All the crocus in the garden are well and truly battered by our recent storms. This is when I am so pleased that I potted up loads of Crocus tommasinianus and kept them in the unheated conservatory.
I had intended planting them out as soon as I could see where all the other bulbs in the garden were.
Thank goodness I am behind with all my jobs as I am now benefitting from all their lovely little flowers, none of them smashed to the ground, all open and looking really happy.
It would have seemed so cruel in view of our recent weather, to have put them out in the cold, storms and gales, I don’t think they would have lasted 5 minutes!
Sometimes I think it pays to take your time and not rush to get everything done at the correct time, that is what I’m telling myself anyway.
As soon as they have finished flowering, I will try to remember to plant them in sheltered spots, just in case we have diabolical weather next February!
Are you up to date with all your gardening jobs or like me, benefitting from being behind with everything?!
I have found the same Pauline….suddenly realizing what a good job it was I didn’t do what I originally planned. A lovely display of crocuses!
More and more I’m glad I didn’t rush into making decisions Denise, the end result is usually better than what I first thought. Our weather seems a lot quieter today, thank goodness, might get some tidying up done!
They are beautiful, Pauline. So heartwarming after these gales ! I have daffodils potted up – not quite as “warming” as your Tommies but at least they are indoors 🙂
Thank you Rosemarie, they make me smile while we are having all our rain! At least today has been a bit better, but back to rain tomorrow. I’m sure your daffodils are beautiful, safe indoors away from the weather!
I’m always behind with everything! Oh, they are simply lovely. Mine are all beaten down by the rain too, such a shame.xxx
The ones in the garden are all battered, poor things, I really must find a sheltered spot to plant the ones in the conservatory Dina, it would be a shame if they suffered the same fate!x
Hi Pauline – I am sorry for not commenting for some time but my blog reader has not picked up any of your posts since the turn of the year. I was wondering why you hadn’t posted any snowdrop photos and was about to launch a search party! I have enjoyed a good catch up reading your last few posts. I hope that some of that excess water might have drained from your garden and that the storms have not done any serious long lasting damage. As always you have some beautiful early gems. I’m totally behind with my jobs – a combination of the weather and a poorly hand but I’m trying not to let it get me down. I’m now going to subscribe to your new posts by email so I don’t miss any more.

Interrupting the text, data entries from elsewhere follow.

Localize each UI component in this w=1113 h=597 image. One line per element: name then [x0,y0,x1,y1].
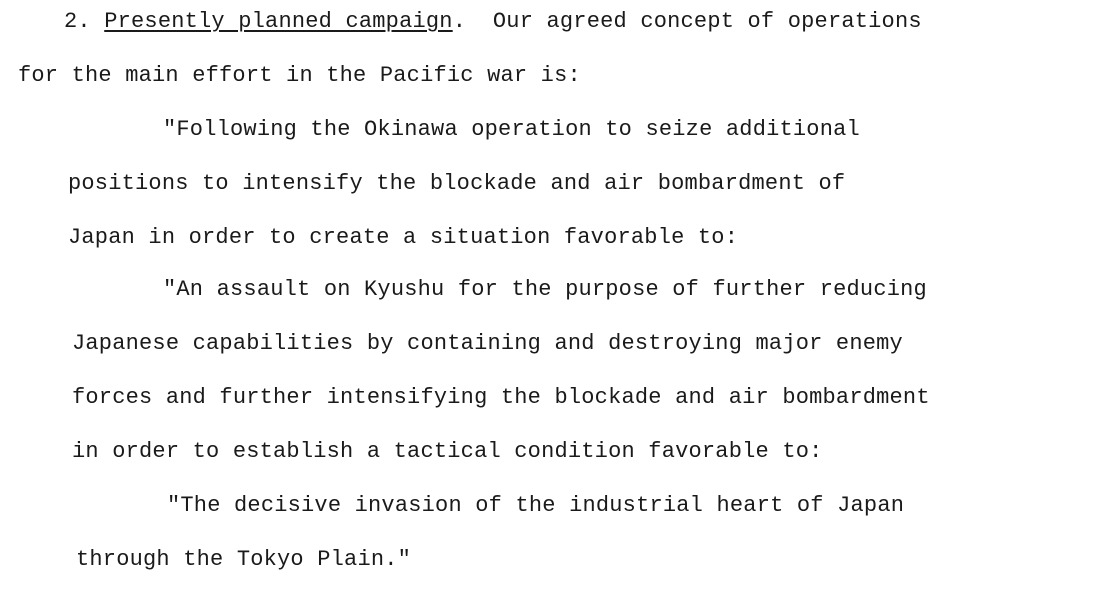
paragraph-number: 2. [64,9,105,34]
quote1-line-3: Japan in order to create a situation favorable to: [68,225,739,250]
paragraph-heading: Presently planned campaign [104,9,453,34]
quote2-line-3: forces and further intensifying the blockade and air bombardment [72,385,930,410]
paragraph-heading-line [64,8,922,36]
paragraph-heading-tail: . Our agreed concept of operations [452,9,922,34]
quote1-line-1: "Following the Okinawa operation to seize additional [163,117,860,142]
quote2-line-2: Japanese capabilities by containing and destroying major enemy [72,331,903,356]
quote3-line-1: "The decisive invasion of the industrial heart of Japan [167,493,905,518]
quote2-line-4: in order to establish a tactical condition favorable to: [72,439,823,464]
paragraph-line-2: for the main effort in the Pacific war is: [18,63,581,88]
quote1-line-2: positions to intensify the blockade and air bombardment of [68,171,846,196]
quote3-line-2: through the Tokyo Plain." [76,547,412,572]
quote2-line-1: "An assault on Kyushu for the purpose of further reducing [163,277,927,302]
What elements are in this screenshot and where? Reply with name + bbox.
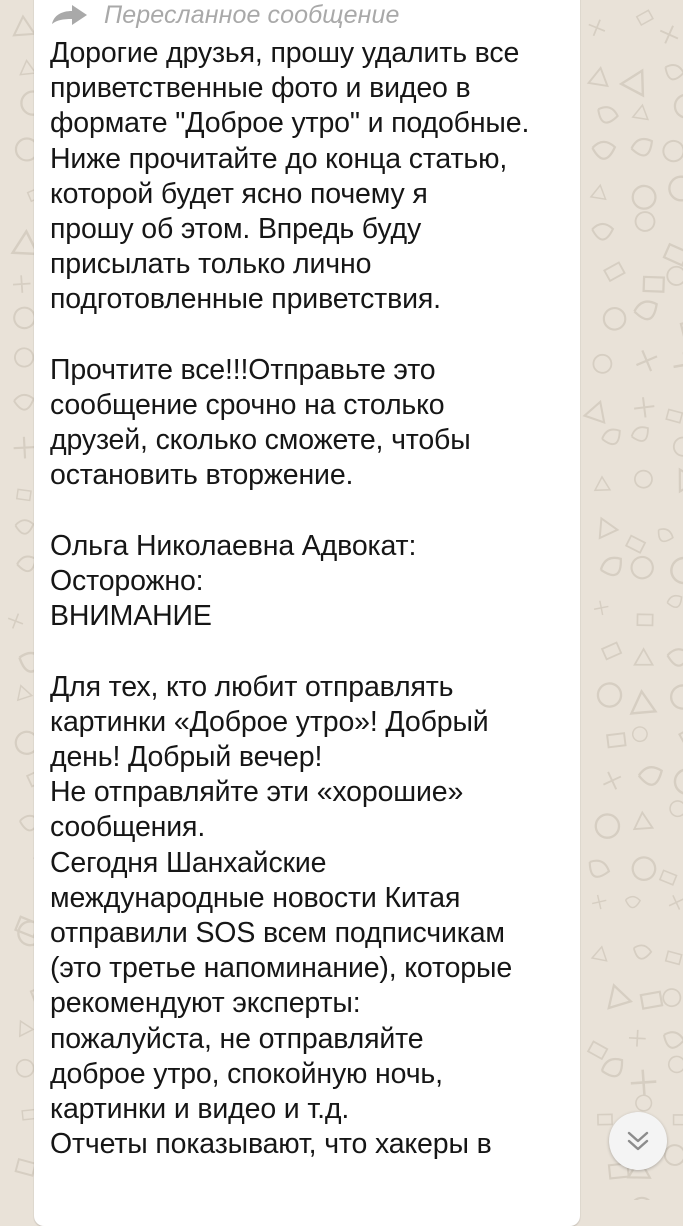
message-paragraph xyxy=(50,36,566,318)
doodle-shape xyxy=(644,277,664,292)
message-line: картинки «Доброе утро»! Добрый xyxy=(50,705,489,738)
message-line: пожалуйста, не отправляйте xyxy=(50,1022,424,1055)
doodle-shape xyxy=(595,814,620,839)
doodle-shape xyxy=(627,1194,656,1200)
doodle-shape xyxy=(632,346,661,375)
doodle-shape xyxy=(667,649,683,667)
message-line: ВНИМАНИЕ xyxy=(50,600,212,633)
doodle-shape xyxy=(667,798,683,819)
doodle-shape xyxy=(602,307,626,331)
doodle-shape xyxy=(14,683,32,700)
message-line: приветственные фото и видео в xyxy=(50,72,471,105)
doodle-shape xyxy=(599,1055,627,1081)
doodle-shape xyxy=(591,893,608,910)
message-line: сообщения. xyxy=(50,811,206,844)
doodle-shape xyxy=(632,209,658,235)
doodle-shape xyxy=(632,944,652,961)
message-line: подготовленные приветствия. xyxy=(50,283,441,316)
message-paragraph xyxy=(50,353,566,494)
doodle-shape xyxy=(599,768,625,794)
message-line: Отчеты показывают, что хакеры в xyxy=(50,1128,492,1161)
doodle-shape xyxy=(591,184,608,199)
doodle-shape xyxy=(667,267,683,286)
doodle-shape xyxy=(670,464,683,491)
message-line: рекомендуют эксперты: xyxy=(50,987,361,1020)
doodle-shape xyxy=(633,396,656,419)
doodle-shape xyxy=(631,726,648,743)
doodle-shape xyxy=(638,765,664,787)
message-line: Не отправляйте эти «хорошие» xyxy=(50,776,464,809)
message-line: Осторожно: xyxy=(50,565,204,598)
message-line: Дорогие друзья, прошу удалить все xyxy=(50,37,520,69)
message-line: остановить вторжение. xyxy=(50,459,354,492)
message-line: Ольга Николаевна Адвокат: xyxy=(50,529,417,562)
chevron-double-down-icon xyxy=(624,1129,652,1153)
doodle-shape xyxy=(671,350,683,379)
doodle-shape xyxy=(661,1030,683,1050)
doodle-shape xyxy=(630,690,656,713)
doodle-shape xyxy=(666,951,682,964)
forwarded-message-bubble[interactable] xyxy=(34,0,580,1226)
message-paragraph xyxy=(50,529,566,635)
doodle-shape xyxy=(626,536,645,553)
message-line: картинки и видео и т.д. xyxy=(50,1093,350,1126)
doodle-shape xyxy=(633,468,655,490)
message-line: доброе утро, спокойную ночь, xyxy=(50,1057,443,1090)
doodle-shape xyxy=(595,104,619,125)
doodle-shape xyxy=(600,426,624,447)
forward-arrow-icon xyxy=(50,4,90,26)
doodle-shape xyxy=(585,857,611,881)
doodle-shape xyxy=(664,1144,683,1166)
doodle-shape xyxy=(666,593,683,609)
doodle-shape xyxy=(630,854,659,883)
doodle-shape xyxy=(595,477,610,491)
message-line: день! Добрый вечер! xyxy=(50,741,323,774)
doodle-shape xyxy=(633,299,661,323)
message-line: которой будет ясно почему я xyxy=(50,177,428,210)
doodle-shape xyxy=(585,16,608,39)
doodle-shape xyxy=(17,489,31,500)
doodle-shape xyxy=(664,244,683,265)
doodle-shape xyxy=(666,409,682,422)
doodle-shape xyxy=(13,436,36,459)
doodle-shape xyxy=(629,1029,647,1047)
message-line: международные новости Китая xyxy=(50,881,461,914)
doodle-shape xyxy=(14,394,35,411)
doodle-shape xyxy=(637,614,652,625)
doodle-shape xyxy=(674,1115,683,1125)
doodle-shape xyxy=(592,945,609,960)
doodle-shape xyxy=(655,526,675,545)
doodle-shape xyxy=(625,896,640,908)
message-line: Прочтите все!!!Отправьте это xyxy=(50,353,436,386)
doodle-shape xyxy=(15,520,34,535)
doodle-shape xyxy=(16,1159,36,1175)
doodle-shape xyxy=(13,16,35,35)
doodle-shape xyxy=(674,94,683,118)
doodle-shape xyxy=(666,892,683,913)
doodle-shape xyxy=(660,986,683,1009)
doodle-shape xyxy=(589,66,611,86)
doodle-shape xyxy=(679,726,683,745)
doodle-shape xyxy=(13,346,36,369)
forwarded-label: Пересланное сообщение xyxy=(104,0,400,29)
doodle-shape xyxy=(630,424,652,444)
doodle-shape xyxy=(633,1093,654,1114)
message-line: присылать только лично xyxy=(50,248,372,281)
doodle-shape xyxy=(598,554,626,580)
message-line: отправили SOS всем подписчикам xyxy=(50,917,505,950)
forwarded-header xyxy=(50,0,566,30)
doodle-shape xyxy=(604,262,624,280)
message-line: друзей, сколько сможете, чтобы xyxy=(50,424,471,457)
doodle-shape xyxy=(5,611,26,632)
message-body xyxy=(50,36,566,1162)
doodle-shape xyxy=(592,224,613,240)
doodle-shape xyxy=(660,870,677,884)
doodle-shape xyxy=(669,556,683,585)
message-line: Сегодня Шанхайские xyxy=(50,846,327,879)
scroll-to-bottom-button[interactable] xyxy=(609,1112,667,1170)
doodle-shape xyxy=(592,354,612,374)
message-line: формате "Доброе утро" и подобные. xyxy=(50,107,530,140)
doodle-shape xyxy=(592,142,615,160)
doodle-shape xyxy=(603,982,631,1008)
doodle-shape xyxy=(669,683,683,711)
doodle-shape xyxy=(656,22,682,48)
message-line: прошу об этом. Впредь буду xyxy=(50,213,422,246)
doodle-shape xyxy=(593,514,618,538)
doodle-shape xyxy=(621,65,653,95)
doodle-shape xyxy=(12,275,31,294)
doodle-shape xyxy=(660,137,683,164)
doodle-shape xyxy=(598,1114,612,1124)
message-line: Ниже прочитайте до конца статью, xyxy=(50,142,508,175)
doodle-shape xyxy=(632,185,657,210)
doodle-shape xyxy=(593,599,610,616)
doodle-shape xyxy=(602,643,621,660)
doodle-shape xyxy=(588,1042,607,1059)
doodle-shape xyxy=(633,104,650,120)
doodle-shape xyxy=(14,1018,33,1036)
message-line: Для тех, кто любит отправлять xyxy=(50,670,454,703)
doodle-shape xyxy=(635,649,653,665)
doodle-shape xyxy=(674,768,683,795)
doodle-shape xyxy=(585,398,611,422)
doodle-shape xyxy=(667,1054,683,1074)
doodle-shape xyxy=(630,136,656,159)
doodle-shape xyxy=(14,1057,36,1079)
doodle-shape xyxy=(597,682,622,707)
message-line: сообщение срочно на столько xyxy=(50,389,445,422)
doodle-shape xyxy=(637,10,653,25)
doodle-shape xyxy=(607,733,625,747)
doodle-shape xyxy=(673,437,683,457)
message-line: (это третье напоминание), которые xyxy=(50,952,513,985)
message-paragraph xyxy=(50,670,566,1163)
doodle-shape xyxy=(630,1069,657,1096)
doodle-shape xyxy=(668,176,683,202)
doodle-shape xyxy=(633,812,652,829)
doodle-shape xyxy=(630,556,654,580)
doodle-shape xyxy=(663,63,683,82)
doodle-shape xyxy=(641,992,662,1009)
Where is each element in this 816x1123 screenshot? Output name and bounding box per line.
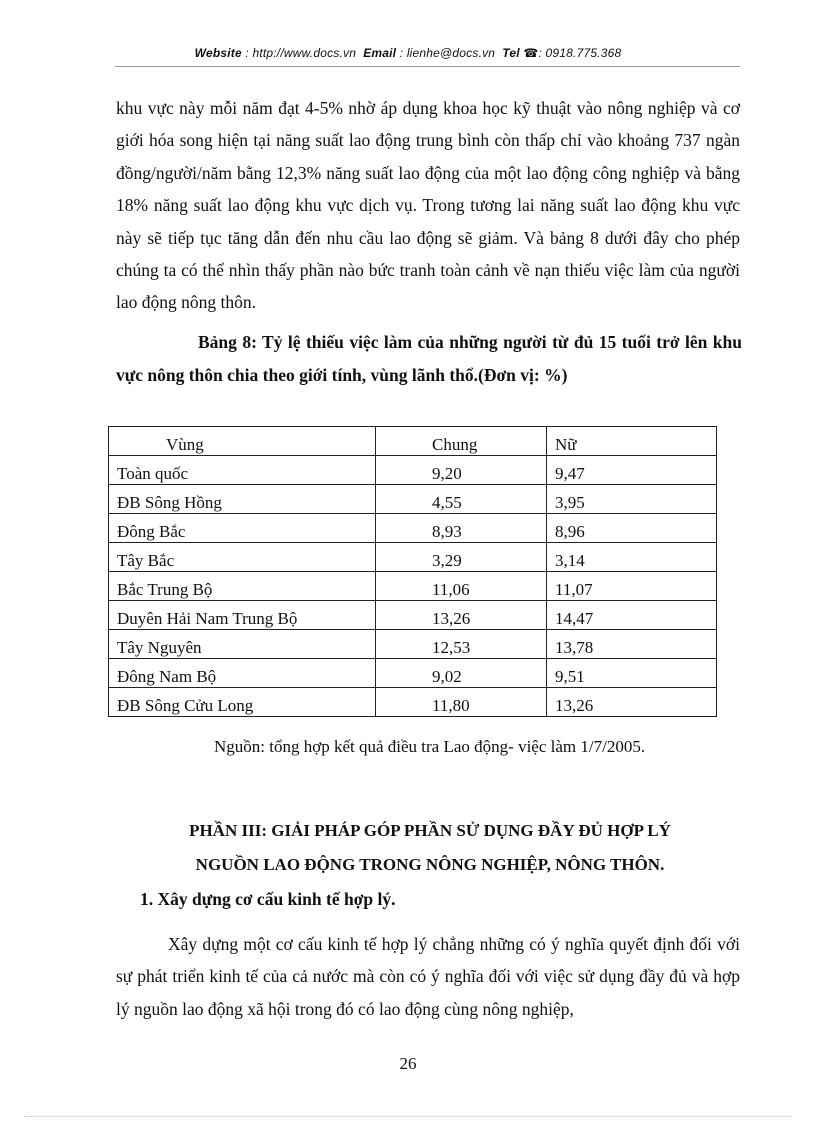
female-cell: 14,47 — [547, 601, 717, 630]
female-cell: 11,07 — [547, 572, 717, 601]
region-cell: Đông Nam Bộ — [109, 659, 376, 688]
female-cell: 9,51 — [547, 659, 717, 688]
female-cell: 3,95 — [547, 485, 717, 514]
region-cell: Bắc Trung Bộ — [109, 572, 376, 601]
tel-value: : 0918.775.368 — [538, 46, 622, 60]
table-row — [109, 514, 717, 543]
table-row — [109, 572, 717, 601]
section-heading-line-1: PHẦN III: GIẢI PHÁP GÓP PHẦN SỬ DỤNG ĐẦY ĐỦ HỢP LÝ — [189, 821, 671, 840]
column-header-female: Nữ — [547, 427, 717, 456]
region-cell: Tây Nguyên — [109, 630, 376, 659]
section-heading-line-2: NGUỒN LAO ĐỘNG TRONG NÔNG NGHIỆP, NÔNG THÔN. — [195, 855, 665, 874]
subsection-heading: 1. Xây dựng cơ cấu kinh tế hợp lý. — [140, 889, 396, 909]
region-cell: Đông Bắc — [109, 514, 376, 543]
unemployment-table — [108, 426, 717, 717]
source-note: Nguồn: tổng hợp kết quả điều tra Lao động- việc làm 1/7/2005. — [214, 737, 646, 756]
region-cell: Duyên Hải Nam Trung Bộ — [109, 601, 376, 630]
female-cell: 13,78 — [547, 630, 717, 659]
closing-paragraph: Xây dựng một cơ cấu kinh tế hợp lý chẳng những có ý nghĩa quyết định đối với sự phát triển kinh tế của cả nước mà còn có ý nghĩa đối với việc sử dụng đầy đủ và hợp lý nguồn lao động xã hội trong đó có lao động cùng nông nghiệp, — [116, 934, 740, 1019]
female-cell: 8,96 — [547, 514, 717, 543]
column-header-region: Vùng — [109, 427, 376, 456]
region-cell: ĐB Sông Cửu Long — [109, 688, 376, 717]
region-cell: Tây Bắc — [109, 543, 376, 572]
column-header-total: Chung — [376, 427, 547, 456]
page-header — [60, 46, 756, 60]
table-header-row — [109, 427, 717, 456]
header-divider — [115, 66, 740, 67]
table-row — [109, 659, 717, 688]
total-cell: 11,06 — [376, 572, 547, 601]
website-label: Website — [194, 46, 242, 60]
section-heading — [116, 814, 744, 882]
website-value[interactable]: : http://www.docs.vn — [245, 46, 357, 60]
total-cell: 4,55 — [376, 485, 547, 514]
table-row — [109, 485, 717, 514]
table-row — [109, 630, 717, 659]
table-row — [109, 543, 717, 572]
footer-divider — [24, 1116, 792, 1117]
region-cell: Toàn quốc — [109, 456, 376, 485]
female-cell: 13,26 — [547, 688, 717, 717]
region-cell: ĐB Sông Hồng — [109, 485, 376, 514]
total-cell: 9,20 — [376, 456, 547, 485]
female-cell: 9,47 — [547, 456, 717, 485]
table-row — [109, 456, 717, 485]
email-value[interactable]: : lienhe@docs.vn — [399, 46, 496, 60]
email-label: Email — [363, 46, 397, 60]
total-cell: 11,80 — [376, 688, 547, 717]
total-cell: 12,53 — [376, 630, 547, 659]
phone-icon: ☎ — [523, 46, 539, 60]
page-number: 26 — [399, 1054, 417, 1073]
table-row — [109, 601, 717, 630]
table-caption: Bảng 8: Tỷ lệ thiếu việc làm của những người từ đủ 15 tuổi trở lên khu vực nông thôn chia theo giới tính, vùng lãnh thổ.(Đơn vị: %) — [116, 332, 742, 385]
total-cell: 3,29 — [376, 543, 547, 572]
table-row — [109, 688, 717, 717]
total-cell: 8,93 — [376, 514, 547, 543]
tel-label: Tel — [502, 46, 520, 60]
intro-paragraph: khu vực này mỗi năm đạt 4-5% nhờ áp dụng khoa học kỹ thuật vào nông nghiệp và cơ giới hóa song hiện tại năng suất lao động trung bình còn thấp chỉ vào khoảng 737 ngàn đồng/người/năm bằng 12,3% năng suất lao động của một lao động công nghiệp và bằng 18% năng suất lao động khu vực dịch vụ. Trong tương lai năng suất lao động khu vực này sẽ tiếp tục tăng dẫn đến nhu cầu lao động sẽ giảm. Và bảng 8 dưới đây cho phép chúng ta có thể nhìn thấy phần nào bức tranh toàn cảnh về nạn thiếu việc làm của người lao động nông thôn. — [116, 98, 740, 313]
female-cell: 3,14 — [547, 543, 717, 572]
total-cell: 9,02 — [376, 659, 547, 688]
total-cell: 13,26 — [376, 601, 547, 630]
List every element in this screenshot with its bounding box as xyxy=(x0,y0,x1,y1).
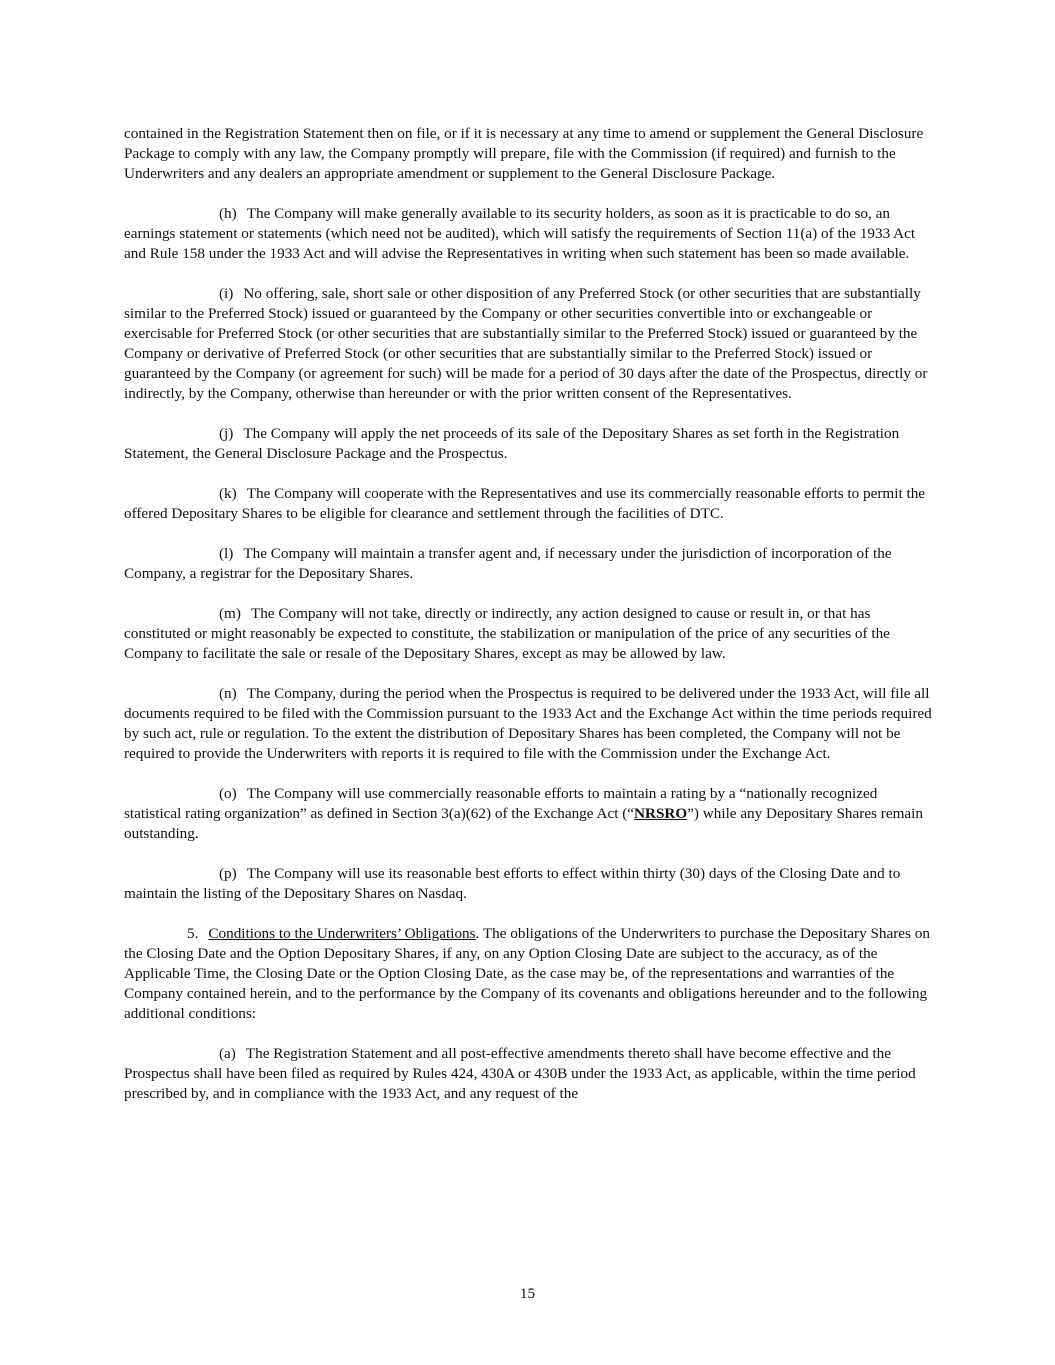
defined-term-nrsro: NRSRO xyxy=(634,805,688,822)
clause-label: (o) xyxy=(219,785,237,802)
clause-label: (i) xyxy=(219,285,234,302)
clause-h xyxy=(124,204,934,264)
section-number: 5. xyxy=(187,925,199,942)
clause-text: The Company will not take, directly or indirectly, any action designed to cause or result in, or that has constituted or might reasonably be expected to constitute, the stabilization or manipulation of the price of any securities of the Company to facilitate the sale or resale of the Depositary Shares, except as may be allowed by law. xyxy=(124,605,890,662)
clause-label: (l) xyxy=(219,545,234,562)
clause-text: The Company will use commercially reasonable efforts to maintain a rating by a “nationally recognized statistical rating organization” as defined in Section 3(a)(62) of the Exchange Act (“ xyxy=(124,785,878,822)
clause-l xyxy=(124,544,934,584)
section-5 xyxy=(124,924,934,1024)
clause-text: The Company will maintain a transfer agent and, if necessary under the jurisdiction of incorporation of the Company, a registrar for the Depositary Shares. xyxy=(124,545,892,582)
clause-j xyxy=(124,424,934,464)
clause-label: (k) xyxy=(219,485,237,502)
section-text: . The obligations of the Underwriters to purchase the Depositary Shares on the Closing Date and the Option Depositary Shares, if any, on any Option Closing Date are subject to the accuracy, as of the Applicable Time, the Closing Date or the Option Closing Date, as the case may be, of the representations and warranties of the Company contained herein, and to the performance by the Company of its covenants and obligations hereunder and to the following additional conditions: xyxy=(124,925,930,1022)
clause-i xyxy=(124,284,934,404)
clause-text: No offering, sale, short sale or other disposition of any Preferred Stock (or other securities that are substantially similar to the Preferred Stock) issued or guaranteed by the Company or other securities convertible into or exchangeable or exercisable for Preferred Stock (or other securities that are substantially similar to the Preferred Stock) issued or guaranteed by the Company or derivative of Preferred Stock (or other securities that are substantially similar to the Preferred Stock) issued or guaranteed by the Company (or agreement for such) will be made for a period of 30 days after the date of the Prospectus, directly or indirectly, by the Company, otherwise than hereunder or with the prior written consent of the Representatives. xyxy=(124,285,928,402)
clause-text: The Company will cooperate with the Representatives and use its commercially reasonable efforts to permit the offered Depositary Shares to be eligible for clearance and settlement through the facilities of DTC. xyxy=(124,485,926,522)
clause-text: The Company will apply the net proceeds of its sale of the Depositary Shares as set forth in the Registration Statement, the General Disclosure Package and the Prospectus. xyxy=(124,425,900,462)
clause-k xyxy=(124,484,934,524)
clause-label: (a) xyxy=(219,1045,236,1062)
clause-text: The Company, during the period when the Prospectus is required to be delivered under the 1933 Act, will file all documents required to be filed with the Commission pursuant to the 1933 Act and the Exchange Act within the time periods required by such act, rule or regulation. To the extent the distribution of Depositary Shares has been completed, the Company will not be required to provide the Underwriters with reports it is required to file with the Commission under the Exchange Act. xyxy=(124,685,932,762)
clause-a xyxy=(124,1044,934,1104)
clause-label: (h) xyxy=(219,205,237,222)
clause-label: (p) xyxy=(219,865,237,882)
document-page xyxy=(124,124,934,1124)
clause-p xyxy=(124,864,934,904)
clause-text: The Company will make generally available to its security holders, as soon as it is practicable to do so, an earnings statement or statements (which need not be audited), which will satisfy the requirements of Section 11(a) of the 1933 Act and Rule 158 under the 1933 Act and will advise the Representatives in writing when such statement has been so made available. xyxy=(124,205,916,262)
page-number: 15 xyxy=(519,1285,536,1302)
section-heading: Conditions to the Underwriters’ Obligations xyxy=(208,925,476,942)
clause-m xyxy=(124,604,934,664)
clause-n xyxy=(124,684,934,764)
clause-label: (j) xyxy=(219,425,234,442)
clause-o xyxy=(124,784,934,844)
clause-text: The Registration Statement and all post-effective amendments thereto shall have become effective and the Prospectus shall have been filed as required by Rules 424, 430A or 430B under the 1933 Act, as applicable, within the time period prescribed by, and in compliance with the 1933 Act, and any request of the xyxy=(124,1045,916,1102)
continuation-paragraph: contained in the Registration Statement then on file, or if it is necessary at any time to amend or supplement the General Disclosure Package to comply with any law, the Company promptly will prepare, file with the Commission (if required) and furnish to the Underwriters and any dealers an appropriate amendment or supplement to the General Disclosure Package. xyxy=(124,125,924,182)
clause-text-end: ”) while any Depositary Shares remain outstanding. xyxy=(124,805,923,842)
clause-label: (m) xyxy=(219,605,241,622)
clause-text: The Company will use its reasonable best efforts to effect within thirty (30) days of the Closing Date and to maintain the listing of the Depositary Shares on Nasdaq. xyxy=(124,865,901,902)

Don’t worry Anna, my snowdrops and I are still here! Sorry you have been having problems getting my posts, it’s a real pain when modern technology goes wrong isn’t it! The water is slowly draining, but then we get more rain each day to top it up! The only damage I can see is in the woodland where a honeysuckle that was up one of my large old oak trees has blown down, Neil, my gardener is coming Saturday so I hope he can fix it up again.
That was a good idea, Pauline, something I will try to remember for next year. Mind you, my existing ones were not affected too badly
The ones in the woodland Cathy, were flattened by the 2 storms, although the ones that I planted in the back lawn have survived well, maybe the grass holds them up? I will certainly have to plant them out once they have finished flowering while I can see where everything else is.
Glad you had a stash of Crocus tommasinianus to enjoy away from the storm. They’re happy little things. Every year I plan to get some but I am never so organized as you. It’s a pleasure to see yours.
I have been enjoying tham so much Susie, I really mustn’t forget to plant them when they have finished flowering!I’m not organised though, I was very late planting them.